Was wurde noch beachtet?
Ganz klar die Gesamtgröße der .app, damit sie direkt via iPhone geladen werden kann. Anfang des Jahres wurde das UMTS-Downloadlimit auf 20MB hochgesetzt. Das ist aber für stark illustrierte elektronische Fachbücher immer noch ein Problem.
Im übrigen wurden nicht nur Apps für das iPhone, sondern auch Mobipocket-Files für eReader erstellt.
Externe Produktion
Für den externen Produktionsprozess zeichnete Gregor Fellenz, <pagina>, verantwortlich.
Der Produktionsprozess war für die Print-Bücher zum Zeitpunkt der Pro-App-Entscheidung schon angelaufen; welche Schwierigkeiten ergaben sich daraus?
Die Steinbach Bände wurden in einem InDesign-XML-Workflow produziert. Glücklicherweise war bereits ohne die Apps die Zielsetzung im Steinbach Projekt, nach dem Satz und den angefallenen Korrekturen wieder XML-Daten zu exportieren (Roundtripping). Deswegen war der Datenexport für die iPhone App ohne große Probleme möglich. In einer klassischen Printproduktion hätte man prüfen müssen ob systematisch gearbeitet wurde. Je nach Dokumentaufbau ist dann ein Export nur mit großem manuellen Korrekturen machbar.
Was musste technisch für die App-Erstellung geleistet werden?
Die Grundlage für die Mobipocket-EBooks und iPhone Apps bilden xhtml-Daten. Für die Textbereiche und Auszeichnungen haben wir die InDesign spezifische XML-Struktur entsprechend transformiert. Die Bilder wurden automatisch auf die tatsächlich verwendete Größe beschnitten und neu verknüpft.

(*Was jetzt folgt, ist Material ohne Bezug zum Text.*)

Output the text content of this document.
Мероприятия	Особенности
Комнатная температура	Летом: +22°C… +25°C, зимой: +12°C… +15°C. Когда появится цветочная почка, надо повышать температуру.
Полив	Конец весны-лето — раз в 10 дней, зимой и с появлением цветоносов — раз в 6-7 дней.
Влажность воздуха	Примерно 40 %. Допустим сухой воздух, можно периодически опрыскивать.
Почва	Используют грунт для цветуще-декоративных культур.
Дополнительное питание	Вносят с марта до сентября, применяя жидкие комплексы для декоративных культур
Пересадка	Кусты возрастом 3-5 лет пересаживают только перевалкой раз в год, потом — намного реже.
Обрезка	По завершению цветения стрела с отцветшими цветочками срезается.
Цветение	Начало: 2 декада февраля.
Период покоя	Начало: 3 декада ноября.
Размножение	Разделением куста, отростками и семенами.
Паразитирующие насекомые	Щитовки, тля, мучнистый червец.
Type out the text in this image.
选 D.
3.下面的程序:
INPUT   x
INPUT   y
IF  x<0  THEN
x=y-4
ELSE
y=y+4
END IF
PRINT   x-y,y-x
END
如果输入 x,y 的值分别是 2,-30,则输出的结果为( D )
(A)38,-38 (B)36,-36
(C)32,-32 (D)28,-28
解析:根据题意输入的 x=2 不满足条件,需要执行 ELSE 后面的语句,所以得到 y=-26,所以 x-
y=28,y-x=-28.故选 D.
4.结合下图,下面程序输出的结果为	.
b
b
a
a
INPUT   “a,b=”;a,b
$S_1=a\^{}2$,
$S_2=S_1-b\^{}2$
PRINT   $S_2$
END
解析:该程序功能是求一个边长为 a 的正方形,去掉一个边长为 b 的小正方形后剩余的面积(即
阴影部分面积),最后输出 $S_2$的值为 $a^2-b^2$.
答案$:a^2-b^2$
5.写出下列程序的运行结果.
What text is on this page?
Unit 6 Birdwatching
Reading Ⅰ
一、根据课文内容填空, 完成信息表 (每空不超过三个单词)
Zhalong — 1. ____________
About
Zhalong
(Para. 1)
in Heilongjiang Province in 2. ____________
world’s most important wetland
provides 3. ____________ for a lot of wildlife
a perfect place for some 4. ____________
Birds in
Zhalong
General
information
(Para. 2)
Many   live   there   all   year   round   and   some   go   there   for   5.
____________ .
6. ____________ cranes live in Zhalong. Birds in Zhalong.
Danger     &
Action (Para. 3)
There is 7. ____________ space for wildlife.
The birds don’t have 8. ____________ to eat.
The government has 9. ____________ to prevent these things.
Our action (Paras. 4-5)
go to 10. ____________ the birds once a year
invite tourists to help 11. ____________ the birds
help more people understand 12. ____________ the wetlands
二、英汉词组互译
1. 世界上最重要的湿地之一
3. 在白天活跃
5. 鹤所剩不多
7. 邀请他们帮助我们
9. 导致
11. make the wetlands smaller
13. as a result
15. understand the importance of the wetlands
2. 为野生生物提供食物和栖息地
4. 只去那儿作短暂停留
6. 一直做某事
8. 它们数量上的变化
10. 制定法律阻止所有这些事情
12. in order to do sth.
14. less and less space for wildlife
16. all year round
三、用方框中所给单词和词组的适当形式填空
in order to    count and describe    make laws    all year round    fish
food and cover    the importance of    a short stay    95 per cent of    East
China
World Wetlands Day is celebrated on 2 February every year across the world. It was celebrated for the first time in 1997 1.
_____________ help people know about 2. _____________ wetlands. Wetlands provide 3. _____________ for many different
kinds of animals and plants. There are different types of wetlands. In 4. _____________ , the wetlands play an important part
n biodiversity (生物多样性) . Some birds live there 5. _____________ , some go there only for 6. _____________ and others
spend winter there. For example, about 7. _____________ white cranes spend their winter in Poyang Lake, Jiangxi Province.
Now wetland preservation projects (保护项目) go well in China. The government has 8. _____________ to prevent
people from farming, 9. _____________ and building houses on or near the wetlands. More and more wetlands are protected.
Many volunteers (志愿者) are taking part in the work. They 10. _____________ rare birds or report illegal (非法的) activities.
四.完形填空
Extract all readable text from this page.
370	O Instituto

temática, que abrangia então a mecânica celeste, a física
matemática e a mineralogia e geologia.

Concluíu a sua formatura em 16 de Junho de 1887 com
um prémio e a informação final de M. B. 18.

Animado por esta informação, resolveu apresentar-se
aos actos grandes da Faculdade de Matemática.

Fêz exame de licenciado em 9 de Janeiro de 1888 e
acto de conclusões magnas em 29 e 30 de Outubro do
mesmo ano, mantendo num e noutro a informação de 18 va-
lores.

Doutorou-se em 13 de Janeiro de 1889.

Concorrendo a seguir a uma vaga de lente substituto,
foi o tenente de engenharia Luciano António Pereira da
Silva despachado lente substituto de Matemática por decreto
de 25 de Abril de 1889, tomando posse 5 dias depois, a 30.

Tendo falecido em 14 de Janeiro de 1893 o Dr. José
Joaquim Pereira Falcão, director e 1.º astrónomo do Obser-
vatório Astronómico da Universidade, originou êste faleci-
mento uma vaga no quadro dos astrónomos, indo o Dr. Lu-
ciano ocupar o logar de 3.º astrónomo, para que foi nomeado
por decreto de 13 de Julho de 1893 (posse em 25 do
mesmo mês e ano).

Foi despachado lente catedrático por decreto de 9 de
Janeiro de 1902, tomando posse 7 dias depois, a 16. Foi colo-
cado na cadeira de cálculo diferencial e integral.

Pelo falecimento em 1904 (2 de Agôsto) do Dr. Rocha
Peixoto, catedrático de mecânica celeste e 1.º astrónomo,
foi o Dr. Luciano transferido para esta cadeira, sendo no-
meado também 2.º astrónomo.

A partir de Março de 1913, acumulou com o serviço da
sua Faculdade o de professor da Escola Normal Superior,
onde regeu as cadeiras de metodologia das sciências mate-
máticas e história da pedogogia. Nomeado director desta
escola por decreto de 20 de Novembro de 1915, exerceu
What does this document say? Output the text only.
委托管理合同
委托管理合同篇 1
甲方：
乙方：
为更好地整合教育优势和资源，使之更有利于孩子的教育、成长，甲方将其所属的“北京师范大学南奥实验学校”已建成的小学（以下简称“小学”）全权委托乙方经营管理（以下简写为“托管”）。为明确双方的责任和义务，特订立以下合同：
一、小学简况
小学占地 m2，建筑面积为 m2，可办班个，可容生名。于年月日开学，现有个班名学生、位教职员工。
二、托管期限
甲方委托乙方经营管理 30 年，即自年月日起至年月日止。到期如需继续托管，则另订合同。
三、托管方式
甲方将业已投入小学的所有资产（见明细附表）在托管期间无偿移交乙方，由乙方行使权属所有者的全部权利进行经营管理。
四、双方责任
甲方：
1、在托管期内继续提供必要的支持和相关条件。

Für die iPhone-Apps wurden die entsprechenden Datenbestandteile in eine SQL-Datenbank überführt, aus der dann die Apps befüllt wurden. Die Mobipockets wurden direkt aus den Daten zusammengestellt, haben allerdings auch insgesamt weniger Funktionalität. Für den Datenexport kam ein eigens entwickeltes InDesign JavaScript zum Einsatz.
Wie ist denn der Korrekturaufwand einzuschätzen?
Genau, dazu kam noch die Qualitätskontrolle, da wir ja sicherstellen mussten, dass alle Korrekturen aus dem InCopy-Korrekturworkflow und Layoutsatz bei uns im Haus XML-konform ausgeführt wurden.
Was müsste geleistet werden, um die kompletten Bücher als App anzubieten, welche Probleme tauchen eventuell auf?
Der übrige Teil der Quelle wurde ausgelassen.